3 of 105 comments (clear)

  1. Yawn... This was more interesting 50 years ago by david.emery · · Score: 3, Informative

    The famous Westinghouse sign in Pittsburgh that went through permutations: https://en.wikipedia.org/wiki/...

    1. Re:Yawn... This was more interesting 50 years ago by AthanasiusKircher · · Score: 3, Informative

      A better comparison is made in TFA to the musical piece by John Cage called As Slow As Possible. While initial performances were for a half hour or hour, some crazy people decided to build an organ in Germany and plan a performance that will last over 600 years. (The next note will change in 2020.) And then you have stuff like stretching out a recording of Beethoven's Ninth Symphony to 24 hours without pitch distortions, which was vaguely interesting over a decade ago.

      At least these previous projects had a goal of taking a preexisting artwork and pushing it to its limits. When such things were first done, it at least brought up philosophical musings about the perception of time and artworks. I'm not sure what this adds or what the novel achievement is here other than "watch me program an image file that changes slowly."
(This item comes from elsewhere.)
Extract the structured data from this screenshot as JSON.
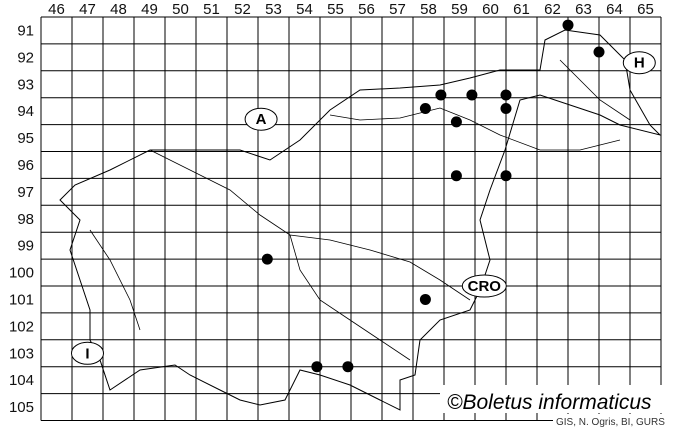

  2. Only 85 years short... by fisted · · Score: 5, Informative

    1,000 Years are 525,960,000 minutes, i.e. 52,596,000 10-minutes

    According to TFS, the thing has 48,140,288 Frames, one of which is displayed ever 10 minutes.

    So they seem to be 4,455,712 frames short of having it actually take 1000 years to complete.
    That's 85 years. ...artists... what a meta-failure.